= Josip Demirović Devj =

Croatian painter and sculptor

Josip Demirović Devj (5 February 1939, in Stari Bar, Montenegro – 23 December 1999, in Zagreb, Croatia) was a Croatian painter and sculptor.

The artist introduced himself to Zagreb in the early 1960s as the first pop artist in the former Yugoslavia. He graduated from the School of Applied Arts and Design in Zagreb, and assisted in Krsto Hegedušić's masters workshop. In his early years, Josip Demirović Devj had solo exhibitions in Zagreb, Dubrovnik, and Sutomore, and later began exhibiting unconventionally, in alternative venues such as bookstores, libraries and grocery stores.
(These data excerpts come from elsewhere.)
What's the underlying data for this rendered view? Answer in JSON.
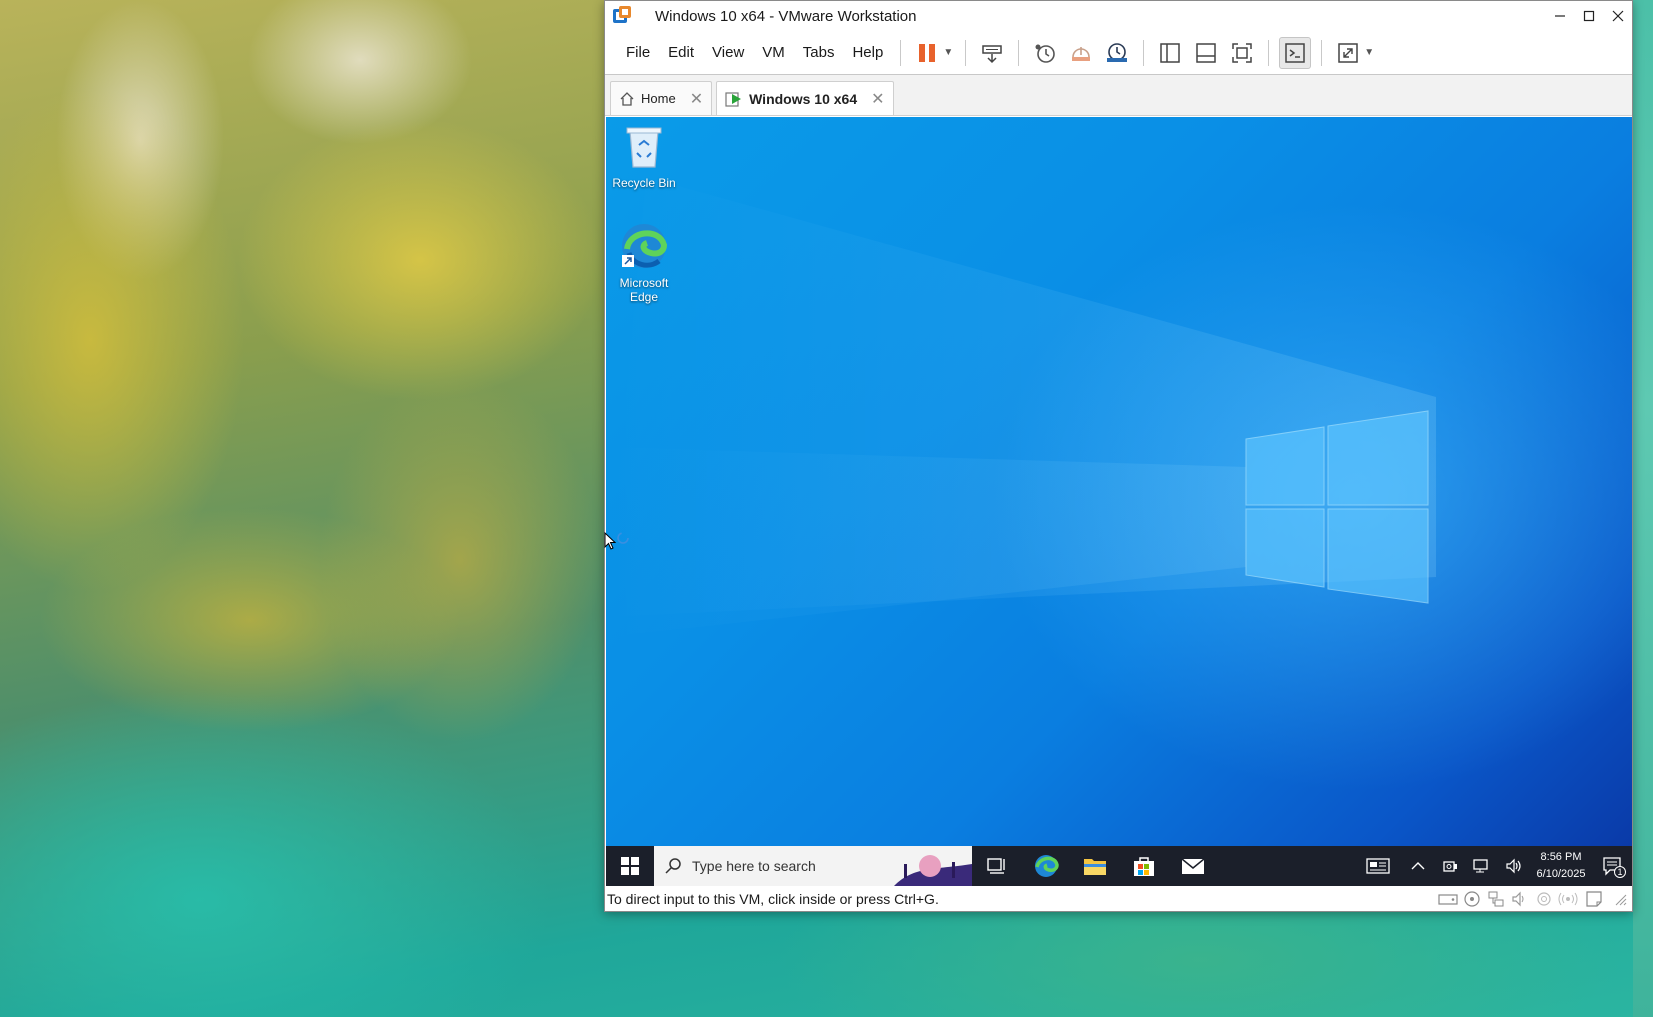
{
  "window": {
    "title": "Windows 10 x64 - VMware Workstation",
    "controls": [
      "minimize",
      "maximize",
      "close"
    ]
  },
  "menu": {
    "items": [
      "File",
      "Edit",
      "View",
      "VM",
      "Tabs",
      "Help"
    ]
  },
  "toolbar": {
    "icons": [
      "pause-icon",
      "send-ctrl-alt-del-icon",
      "snapshot-icon",
      "revert-snapshot-icon",
      "snapshot-manager-icon",
      "library-icon",
      "thumbnail-bar-icon",
      "full-screen-icon",
      "console-view-icon",
      "stretch-guest-icon"
    ]
  },
  "tabs": [
    {
      "label": "Home",
      "active": false
    },
    {
      "label": "Windows 10 x64",
      "active": true
    }
  ],
  "guest": {
    "desktop_icons": [
      {
        "label": "Recycle Bin",
        "icon": "recycle-bin-icon"
      },
      {
        "label": "Microsoft Edge",
        "icon": "edge-icon"
      }
    ],
    "taskbar": {
      "search_placeholder": "Type here to search",
      "pinned": [
        "task-view-icon",
        "edge-icon",
        "file-explorer-icon",
        "store-icon",
        "mail-icon"
      ],
      "clock_time": "8:56 PM",
      "clock_date": "6/10/2025",
      "notification_count": "1"
    }
  },
  "status": {
    "message": "To direct input to this VM, click inside or press Ctrl+G."
  },
  "colors": {
    "accent_blue": "#0a7ee0",
    "vmware_orange": "#e8882c",
    "pause_orange": "#e8622c",
    "taskbar": "#1b1f2a"
  }
}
In the mid eighties, he organized an exhibition with the happening in the center of Zagreb. In 1987 he exhibited a huge painting "Gloria" on the walls of the office tower Zagrepčanka. It was the largest painting in the world (length 101 meters with the surface of 777 square meters) and he hung it on the skyscraper to mark the birth of the five-billionth person in the world. He has exhibited in the Zagreb Art Pavilion, and some of his works are currently on display at the Museum of Contemporary Art in Zagreb.

In accordance with the program guidelines of his painting and sculptural research, he also created poetic texts and examined the possibilities of contemporary music with experimental compositions for organ, piano and cello. The entire body of his work is marked by Neo-Dada interventions.